There will be much double-speak in future dealings between the two countries as each seeks to pursue divergent and often conflicting goals without actually causing a rupture in their relationship as both have too much to lose. That said, the army, which sets the parameters of foreign policy, will have to be wiser than they are and the civilians wiser than they seem. At the very least the Presidency and the GHQ must be on the same page. Coordination between the two will have to be near perfect if their endeavour to prevent a vital relationship going sour is to succeed. Their guile, diplomacy and patience will be sorely tested in the days ahead.

Of course, both Pakistan and the US have interests that are common. Both are keen that the pro-al Qaeda and the antediluvian segment of the Afghan Taliban led by Mullah Omar are neutralised. Pakistan’s righteous anger against the selective use of drones and perhaps the US Special Forces will be muted if they succeed in killing or capturing Mullah Omar. However, if such attacks and bombing of the Pakistani territory targeting the Taliban in general cause civilian causalities, the resultant public furore could bring about a hiatus in the relationship. Pakistan’s democracy may be imperilled and so, in due course, the hold of senior military officers counselling calm on the younger lot. In short, mindless US bombings and incursions into Pakistan will prove disastrous for the alliance. It would be doltish on the part of the US to let its preoccupation with a score or two of al Qaeda terrorists blind it to the consequences of putting a part of the subcontinent in turmoil.

Eroding the military capabilities of the Taliban on both sides of the border is something else on which the US and Pakistan agree. The army is in the midst of a brave effort to do so. The US effort in Afghanistan has as yet to begin in earnest. Thus far it has been irresolute and ill conceived, hence ineffective. However, if the surge does succeed in degrading the power of the Taliban, at least to the extent that the Afghan Taliban are prepared to be more amenable to dialogue, Islamabad will be no less pleased than Washington.

And yet the confluence of interests is less than their differences. These are complex and many. Pakistan, for instance, is aware that the regime in Kabul is not even remotely representative of the Afghan people. It is an American artifice created and sustained by US bayonets. What is more the Northern Alliance-dominated regime has demonstrated a degree of animus towards Pakistan that has virtually ensured that nothing lasting or positive will emerge from the relationship. Only for the sake of pleasing the US is a contrived bonhomie being maintained.

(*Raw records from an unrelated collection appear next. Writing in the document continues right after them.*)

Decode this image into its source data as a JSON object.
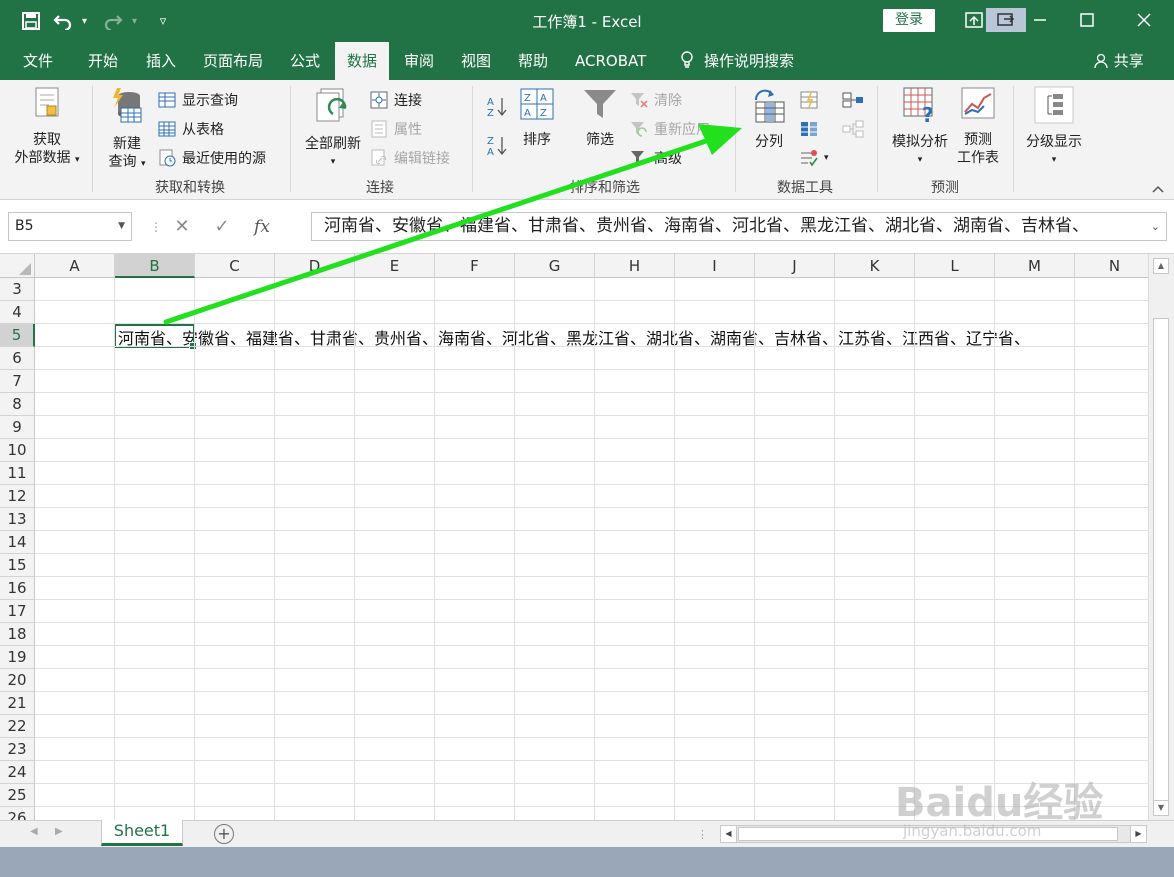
{
  "titlebar": {
    "title": "工作簿1 - Excel",
    "login_label": "登录",
    "share_label": "共享"
  },
  "tabs": [
    {
      "label": "文件"
    },
    {
      "label": "开始"
    },
    {
      "label": "插入"
    },
    {
      "label": "页面布局"
    },
    {
      "label": "公式"
    },
    {
      "label": "数据",
      "active": true
    },
    {
      "label": "审阅"
    },
    {
      "label": "视图"
    },
    {
      "label": "帮助"
    },
    {
      "label": "ACROBAT"
    },
    {
      "label": "操作说明搜索"
    }
  ],
  "ribbon": {
    "get_external_data": {
      "line1": "获取",
      "line2": "外部数据"
    },
    "new_query": {
      "line1": "新建",
      "line2": "查询"
    },
    "show_queries": "显示查询",
    "from_table": "从表格",
    "recent_sources": "最近使用的源",
    "group_get_transform": "获取和转换",
    "refresh_all": "全部刷新",
    "connections": "连接",
    "properties": "属性",
    "edit_links": "编辑链接",
    "group_connections": "连接",
    "sort": "排序",
    "filter": "筛选",
    "clear": "清除",
    "reapply": "重新应用",
    "advanced": "高级",
    "group_sort_filter": "排序和筛选",
    "text_to_columns": "分列",
    "group_data_tools": "数据工具",
    "what_if": "模拟分析",
    "forecast_sheet": {
      "line1": "预测",
      "line2": "工作表"
    },
    "group_forecast": "预测",
    "outline": "分级显示"
  },
  "formula_bar": {
    "name_box": "B5",
    "fx": "fx",
    "content": "河南省、安徽省、福建省、甘肃省、贵州省、海南省、河北省、黑龙江省、湖北省、湖南省、吉林省、"
  },
  "grid": {
    "columns": [
      "A",
      "B",
      "C",
      "D",
      "E",
      "F",
      "G",
      "H",
      "I",
      "J",
      "K",
      "L",
      "M",
      "N"
    ],
    "selected_column": "B",
    "rows": [
      "3",
      "4",
      "5",
      "6",
      "7",
      "8",
      "9",
      "10",
      "11",
      "12",
      "13",
      "14",
      "15",
      "16",
      "17",
      "18",
      "19",
      "20",
      "21",
      "22",
      "23",
      "24",
      "25",
      "26"
    ],
    "selected_row": "5",
    "b5_text": "河南省、安徽省、福建省、甘肃省、贵州省、海南省、河北省、黑龙江省、湖北省、湖南省、吉林省、江苏省、江西省、辽宁省、"
  },
  "sheets": [
    {
      "label": "Sheet1",
      "active": true
    }
  ],
  "watermark": {
    "main": "Baidu经验",
    "sub": "jingyan.baidu.com"
  },
  "annotation": {
    "arrow_color": "#22e01e"
  }
}
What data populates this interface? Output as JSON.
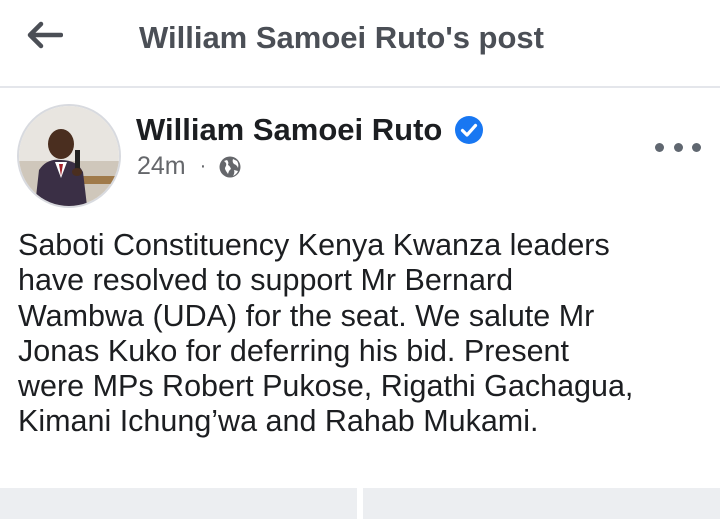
{
  "header": {
    "title": "William Samoei Ruto's post"
  },
  "post": {
    "author": "William Samoei Ruto",
    "verified_icon": "verified-check-icon",
    "time": "24m",
    "separator": "·",
    "audience_icon": "globe-icon",
    "more_icon": "more-options-icon",
    "text": "Saboti Constituency Kenya Kwanza leaders\nhave resolved to support Mr Bernard\nWambwa (UDA) for the seat. We salute Mr\nJonas Kuko for deferring his bid. Present\nwere MPs Robert Pukose, Rigathi Gachagua,\nKimani Ichung’wa and Rahab Mukami."
  },
  "colors": {
    "verified": "#1877f2",
    "header_text": "#4b4f56",
    "meta_text": "#65676b",
    "action_bar": "#eceef1"
  }
}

Similarly, while Pakistan supports a continued US presence in Afghanistan, it is apprehensive that the surge may drive the Afghan Taliban into Pakistan. In other words, it prefers a subdued rather than a robust US presence. A curious stance considering that a weakened Taliban, wherever they may be located, is far more preferable to a resurgent adversary. But then in this game self-interest plays all sorts of roles.

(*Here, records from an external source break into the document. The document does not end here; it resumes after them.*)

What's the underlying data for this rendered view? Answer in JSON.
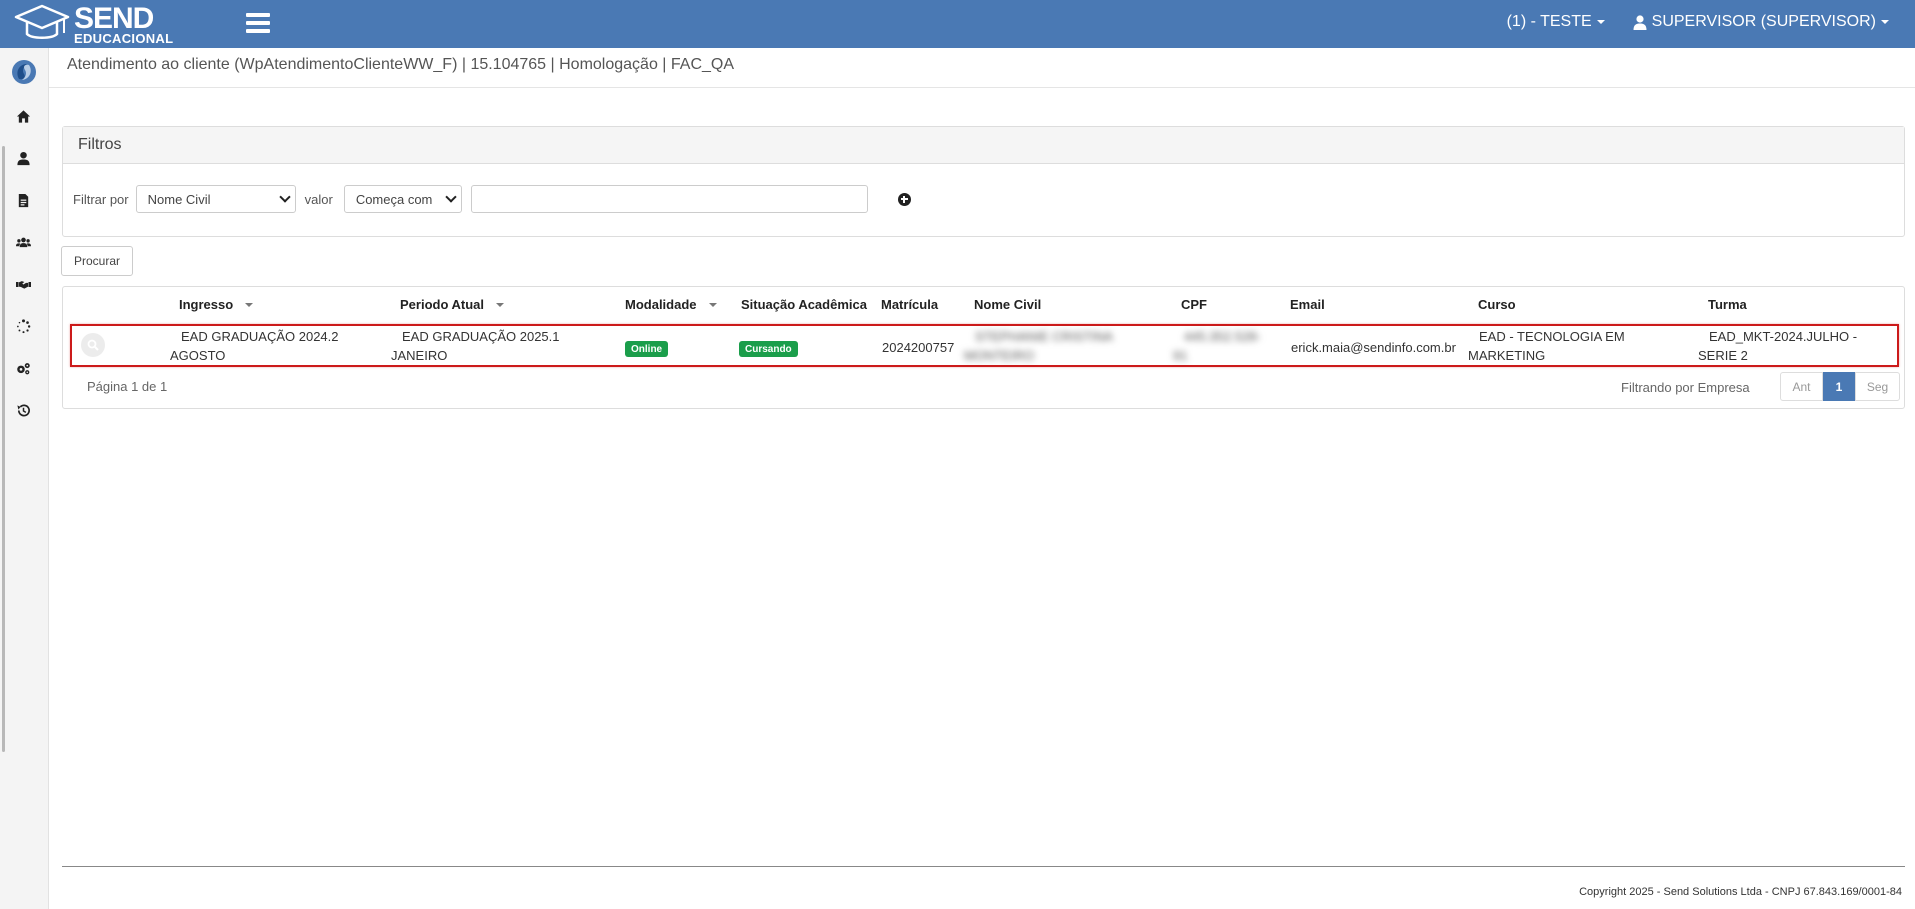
{
  "topbar": {
    "brand_main": "SEND",
    "brand_sub": "EDUCACIONAL",
    "company_menu": "(1) - TESTE",
    "user_menu": "SUPERVISOR (SUPERVISOR)",
    "color": "#4a79b4"
  },
  "sidebar": {
    "icons": [
      "home-icon",
      "user-icon",
      "document-icon",
      "users-icon",
      "handshake-icon",
      "spinner-icon",
      "gears-icon",
      "history-icon"
    ]
  },
  "breadcrumb": "Atendimento ao cliente (WpAtendimentoClienteWW_F) | 15.104765 | Homologação | FAC_QA",
  "filters": {
    "title": "Filtros",
    "filter_by_label": "Filtrar por",
    "filter_by_value": "Nome Civil",
    "value_label": "valor",
    "operator_value": "Começa com",
    "text_value": ""
  },
  "search_button": "Procurar",
  "grid": {
    "columns": [
      "Ingresso",
      "Periodo Atual",
      "Modalidade",
      "Situação Acadêmica",
      "Matrícula",
      "Nome Civil",
      "CPF",
      "Email",
      "Curso",
      "Turma"
    ],
    "row": {
      "ingresso_1": "EAD GRADUAÇÃO 2024.2",
      "ingresso_2": "AGOSTO",
      "periodo_1": "EAD GRADUAÇÃO 2025.1",
      "periodo_2": "JANEIRO",
      "modalidade": "Online",
      "situacao": "Cursando",
      "matricula": "2024200757",
      "nome_1": "STEPHANIE CRISTINA",
      "nome_2": "MONTEIRO",
      "cpf_1": "445.352.528-",
      "cpf_2": "91",
      "email": "erick.maia@sendinfo.com.br",
      "curso_1": "EAD - TECNOLOGIA EM",
      "curso_2": "MARKETING",
      "turma_1": "EAD_MKT-2024.JULHO -",
      "turma_2": "SERIE 2"
    },
    "page_info": "Página 1 de 1",
    "filter_info": "Filtrando por Empresa",
    "prev_label": "Ant",
    "current_page": "1",
    "next_label": "Seg"
  },
  "footer": "Copyright 2025 - Send Solutions Ltda - CNPJ 67.843.169/0001-84"
}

Just about every kind of fear and foreboding has been advanced were the Americans to leave Afghanistan; all of which stem from the fear of our inability to cope with the consequential military, social and economic breakdown of order in Afghanistan while tackling the threat posed by home grown terrorists. This is a pity because a solid, well-governed, democratic Pakistan is the best insurance against the spread of the Taliban menace. We can only achieve this by the dint of our own efforts. Alas, progress in this direction is far too slow. Many would prefer that we fend for ourselves and fall and bleed as we grope our way out because eventually a collective effort, initiative and exertion will determine not only whether we survive but, more importantly, how we live.